O body swayed to music, O brightening glance,
How can we know the dancer from the dance?

The poem is long, and densely allusive, but this should not intimidate you, provided you can follow his train of thought. We begin in the school, with that marvelous opening line: “I walk through the long schoolroom questioning.” The schoolroom is both a room in a school and a metaphor for life, one long schoolroom, and it is doubly fitting, therefore, that the answers to his questions come from a nun and not merely a teacher, for the nun is an avatar for religion, that ancient provider of answers. The final image of the first stanza is one of contrasts: the youthful students as compared to the sixty-year-old Yeats, as well as the implied contrast between his smiling “public” self and whatever his inner feelings might be.

The second stanza requires some parsing. We have left the schoolroom (“I dream” is the giveaway) and entered the realm of memory, where a Ledean body (“Ledean” comes from Greek mythology: Leda was raped by Zeus, in the form of a swan, begetting Helen of Troy – both Leda and Helen, then, might be said to have “Ledean” bodies) shares a personal anecdote that once united them in Yeats’ eyes. The combination of the youthful children and this reminiscence of a youthful love (biographers assume the “Ledean body” in question belonged to Maud Gonne, a lifelong love interest of Yeats’ to whom he proposed on three separate occasions) prompt a meditation on old age, as Yeats presents himself to the children as a “comfortable kind of old scarecrow” (in “Sailing To Byzantium,” he famously wrote: “An aged man is but a paltry thing, / A tattered coat upon a stick” – there is some metaphorical continuity here). In the fifth stanza, he asks if a mother, could she look upon her sixty year old progeny, would find that being adequate compensation for the pains of childbirth and childrearing?
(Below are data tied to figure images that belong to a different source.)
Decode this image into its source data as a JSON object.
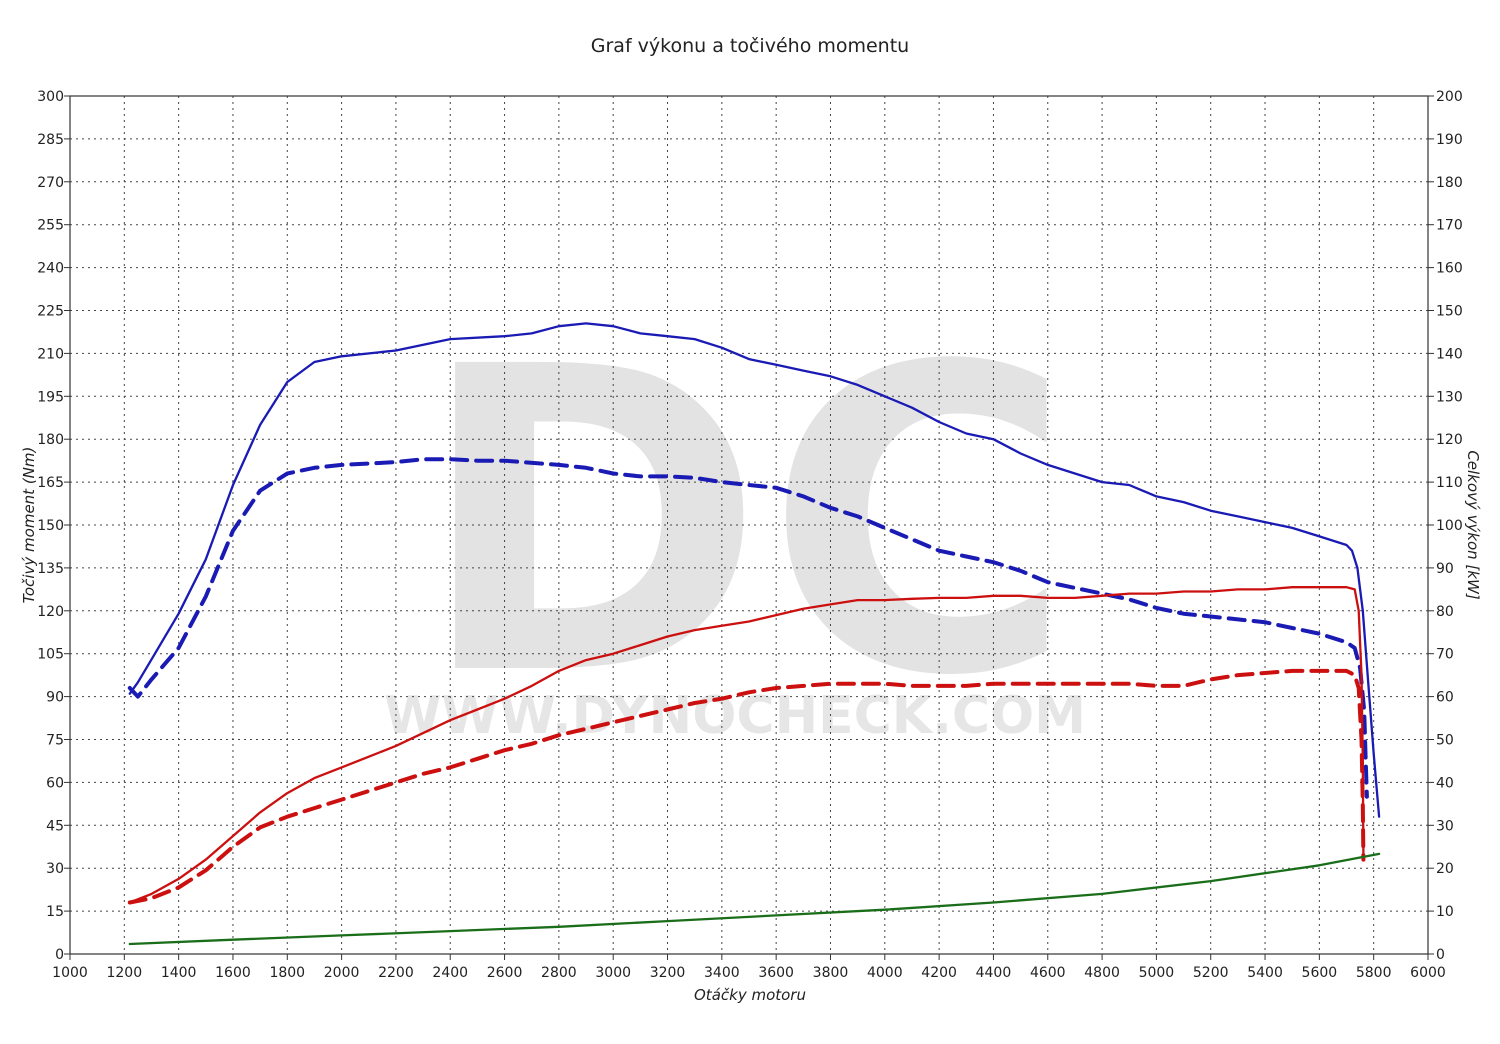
{
  "chart_data": {
    "type": "line",
    "title": "Graf výkonu a točivého momentu",
    "xlabel": "Otáčky motoru",
    "ylabel_left": "Točivý moment (Nm)",
    "ylabel_right": "Celkový výkon [kW]",
    "watermark": {
      "logo": "DC",
      "text": "WWW.DYNOCHECK.COM"
    },
    "xlim": [
      1000,
      6000
    ],
    "ylim_left": [
      0,
      300
    ],
    "ylim_right": [
      0,
      200
    ],
    "x_ticks": [
      1000,
      1200,
      1400,
      1600,
      1800,
      2000,
      2200,
      2400,
      2600,
      2800,
      3000,
      3200,
      3400,
      3600,
      3800,
      4000,
      4200,
      4400,
      4600,
      4800,
      5000,
      5200,
      5400,
      5600,
      5800,
      6000
    ],
    "y_left_ticks": [
      0,
      15,
      30,
      45,
      60,
      75,
      90,
      105,
      120,
      135,
      150,
      165,
      180,
      195,
      210,
      225,
      240,
      255,
      270,
      285,
      300
    ],
    "y_right_ticks": [
      0,
      10,
      20,
      30,
      40,
      50,
      60,
      70,
      80,
      90,
      100,
      110,
      120,
      130,
      140,
      150,
      160,
      170,
      180,
      190,
      200
    ],
    "grid": true,
    "series": [
      {
        "axis": "left",
        "color": "#1a1ab4",
        "style": "solid",
        "points": [
          [
            1220,
            91
          ],
          [
            1250,
            95
          ],
          [
            1300,
            103
          ],
          [
            1400,
            119
          ],
          [
            1500,
            138
          ],
          [
            1600,
            164
          ],
          [
            1700,
            185
          ],
          [
            1800,
            200
          ],
          [
            1900,
            207
          ],
          [
            2000,
            209
          ],
          [
            2200,
            211
          ],
          [
            2400,
            215
          ],
          [
            2600,
            216
          ],
          [
            2700,
            217
          ],
          [
            2800,
            219.5
          ],
          [
            2900,
            220.5
          ],
          [
            3000,
            219.5
          ],
          [
            3100,
            217
          ],
          [
            3200,
            216
          ],
          [
            3300,
            215
          ],
          [
            3400,
            212
          ],
          [
            3500,
            208
          ],
          [
            3600,
            206
          ],
          [
            3700,
            204
          ],
          [
            3800,
            202
          ],
          [
            3900,
            199
          ],
          [
            4000,
            195
          ],
          [
            4100,
            191
          ],
          [
            4200,
            186
          ],
          [
            4300,
            182
          ],
          [
            4400,
            180
          ],
          [
            4500,
            175
          ],
          [
            4600,
            171
          ],
          [
            4700,
            168
          ],
          [
            4800,
            165
          ],
          [
            4900,
            164
          ],
          [
            5000,
            160
          ],
          [
            5100,
            158
          ],
          [
            5200,
            155
          ],
          [
            5300,
            153
          ],
          [
            5400,
            151
          ],
          [
            5500,
            149
          ],
          [
            5600,
            146
          ],
          [
            5700,
            143
          ],
          [
            5720,
            141
          ],
          [
            5740,
            135
          ],
          [
            5760,
            120
          ],
          [
            5780,
            95
          ],
          [
            5800,
            70
          ],
          [
            5820,
            48
          ]
        ]
      },
      {
        "axis": "left",
        "color": "#1a1ab4",
        "style": "dashed",
        "points": [
          [
            1220,
            93
          ],
          [
            1250,
            90
          ],
          [
            1300,
            96
          ],
          [
            1400,
            107
          ],
          [
            1500,
            125
          ],
          [
            1600,
            148
          ],
          [
            1700,
            162
          ],
          [
            1800,
            168
          ],
          [
            1900,
            170
          ],
          [
            2000,
            171
          ],
          [
            2100,
            171.5
          ],
          [
            2200,
            172
          ],
          [
            2300,
            173
          ],
          [
            2400,
            173
          ],
          [
            2500,
            172.5
          ],
          [
            2600,
            172.5
          ],
          [
            2800,
            171
          ],
          [
            2900,
            170
          ],
          [
            3000,
            168
          ],
          [
            3100,
            167
          ],
          [
            3200,
            167
          ],
          [
            3300,
            166.5
          ],
          [
            3400,
            165
          ],
          [
            3500,
            164
          ],
          [
            3600,
            163
          ],
          [
            3700,
            160
          ],
          [
            3800,
            156
          ],
          [
            3900,
            153
          ],
          [
            4000,
            149
          ],
          [
            4100,
            145
          ],
          [
            4200,
            141
          ],
          [
            4300,
            139
          ],
          [
            4400,
            137
          ],
          [
            4500,
            134
          ],
          [
            4600,
            130
          ],
          [
            4700,
            128
          ],
          [
            4800,
            126
          ],
          [
            4900,
            124
          ],
          [
            5000,
            121
          ],
          [
            5100,
            119
          ],
          [
            5200,
            118
          ],
          [
            5300,
            117
          ],
          [
            5400,
            116
          ],
          [
            5500,
            114
          ],
          [
            5600,
            112
          ],
          [
            5700,
            109
          ],
          [
            5730,
            107
          ],
          [
            5750,
            100
          ],
          [
            5765,
            85
          ],
          [
            5770,
            70
          ],
          [
            5775,
            55
          ]
        ]
      },
      {
        "axis": "right",
        "color": "#cc1010",
        "style": "solid",
        "points": [
          [
            1220,
            12
          ],
          [
            1300,
            14
          ],
          [
            1400,
            17.5
          ],
          [
            1500,
            22
          ],
          [
            1600,
            27.5
          ],
          [
            1700,
            33
          ],
          [
            1800,
            37.5
          ],
          [
            1900,
            41
          ],
          [
            2000,
            43.5
          ],
          [
            2100,
            46
          ],
          [
            2200,
            48.5
          ],
          [
            2300,
            51.5
          ],
          [
            2400,
            54.5
          ],
          [
            2500,
            57
          ],
          [
            2600,
            59.5
          ],
          [
            2700,
            62.5
          ],
          [
            2800,
            66
          ],
          [
            2900,
            68.5
          ],
          [
            3000,
            70
          ],
          [
            3100,
            72
          ],
          [
            3200,
            74
          ],
          [
            3300,
            75.5
          ],
          [
            3400,
            76.5
          ],
          [
            3500,
            77.5
          ],
          [
            3600,
            79
          ],
          [
            3700,
            80.5
          ],
          [
            3800,
            81.5
          ],
          [
            3900,
            82.5
          ],
          [
            4000,
            82.5
          ],
          [
            4100,
            82.8
          ],
          [
            4200,
            83
          ],
          [
            4300,
            83
          ],
          [
            4400,
            83.5
          ],
          [
            4500,
            83.5
          ],
          [
            4600,
            83
          ],
          [
            4700,
            83
          ],
          [
            4800,
            83.5
          ],
          [
            4900,
            84
          ],
          [
            5000,
            84
          ],
          [
            5100,
            84.5
          ],
          [
            5200,
            84.5
          ],
          [
            5300,
            85
          ],
          [
            5400,
            85
          ],
          [
            5500,
            85.5
          ],
          [
            5600,
            85.5
          ],
          [
            5700,
            85.5
          ],
          [
            5730,
            85
          ],
          [
            5745,
            80
          ],
          [
            5755,
            65
          ],
          [
            5760,
            45
          ],
          [
            5762,
            23
          ]
        ]
      },
      {
        "axis": "right",
        "color": "#cc1010",
        "style": "dashed",
        "points": [
          [
            1220,
            12
          ],
          [
            1300,
            13
          ],
          [
            1400,
            15.5
          ],
          [
            1500,
            19.5
          ],
          [
            1600,
            25
          ],
          [
            1700,
            29.5
          ],
          [
            1800,
            32
          ],
          [
            1900,
            34
          ],
          [
            2000,
            36
          ],
          [
            2100,
            38
          ],
          [
            2200,
            40
          ],
          [
            2300,
            42
          ],
          [
            2400,
            43.5
          ],
          [
            2500,
            45.5
          ],
          [
            2600,
            47.5
          ],
          [
            2700,
            49
          ],
          [
            2800,
            51
          ],
          [
            2900,
            52.5
          ],
          [
            3000,
            54
          ],
          [
            3100,
            55.5
          ],
          [
            3200,
            57
          ],
          [
            3300,
            58.5
          ],
          [
            3400,
            59.5
          ],
          [
            3500,
            61
          ],
          [
            3600,
            62
          ],
          [
            3700,
            62.5
          ],
          [
            3800,
            63
          ],
          [
            3900,
            63
          ],
          [
            4000,
            63
          ],
          [
            4100,
            62.5
          ],
          [
            4200,
            62.5
          ],
          [
            4300,
            62.5
          ],
          [
            4400,
            63
          ],
          [
            4500,
            63
          ],
          [
            4600,
            63
          ],
          [
            4700,
            63
          ],
          [
            4800,
            63
          ],
          [
            4900,
            63
          ],
          [
            5000,
            62.5
          ],
          [
            5100,
            62.5
          ],
          [
            5200,
            64
          ],
          [
            5300,
            65
          ],
          [
            5400,
            65.5
          ],
          [
            5500,
            66
          ],
          [
            5600,
            66
          ],
          [
            5700,
            66
          ],
          [
            5730,
            65
          ],
          [
            5745,
            62
          ],
          [
            5755,
            50
          ],
          [
            5760,
            35
          ],
          [
            5762,
            22
          ]
        ]
      },
      {
        "axis": "left",
        "color": "#1a6e1a",
        "style": "solid",
        "points": [
          [
            1220,
            3.5
          ],
          [
            1600,
            5
          ],
          [
            2000,
            6.5
          ],
          [
            2400,
            8
          ],
          [
            2800,
            9.5
          ],
          [
            3200,
            11.5
          ],
          [
            3600,
            13.5
          ],
          [
            4000,
            15.5
          ],
          [
            4400,
            18
          ],
          [
            4800,
            21
          ],
          [
            5200,
            25.5
          ],
          [
            5600,
            31
          ],
          [
            5820,
            35
          ]
        ]
      }
    ]
  }
}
The sixth stanza extends this meditation, invoking Plato’s allegory of the cave and other famous philosophers and mathematicians, all of whom endeavoured, in their way, to find meaning in the world. The final lines of this stanza deserve repeating, and should be savoured: “World-famous golden-thighed Pythagoras / Fingered upon a fiddle-stick or strings / What a star sang and careless Muses heard: / Old clothes upon old sticks to scare a bird.” The mathematician, the astronomer and the poet may all approach the question of time and meaning differently, but in the final calculation, they are no more than “old clothes upon old sticks to scare a bird.” Yeats once again returns to imagery of the scarecrow. There is an implied contrast in this stanza as well, between the philosopher and the philosophy, the mathematician and the theorem, the poet and the poem, but for the time being Yeats can see no way to reconcile them, no way to overcome the destructive power of impending death.

His pessimism continues in the next stanza: mothers and nuns worship mere images, images destined to disappoint: “self-born mockers of man’s enterprise.” The reconciliation is reserved for the final stanza, in a labour that does not leave the body “bruised to pleasure soul,” but somehow reconciles the two. The final four lines are, in my judgment, among the most beautiful in all of poetry:

O chestnut tree, great rooted blossomer,
Are you the leaf, the blossom or the bole?
O body swayed to music, O brightening glance,
How can we know the dancer from the dance?

Here, Yeats finds a unity that reconciles him to old age and even death. As the chestnut tree cannot be defined by any one of its parts, but only by the whole, so too must a life encompass youth and old age, birth and death. And this unity extends to the artist as well, for as the dancer and the dance become, to some degree, intertwined and indistinguishable, surely so must the poem and the poet?

The Collected Poems is one giant testament to the power of poetry, and Yeats soars above any praise I can give him.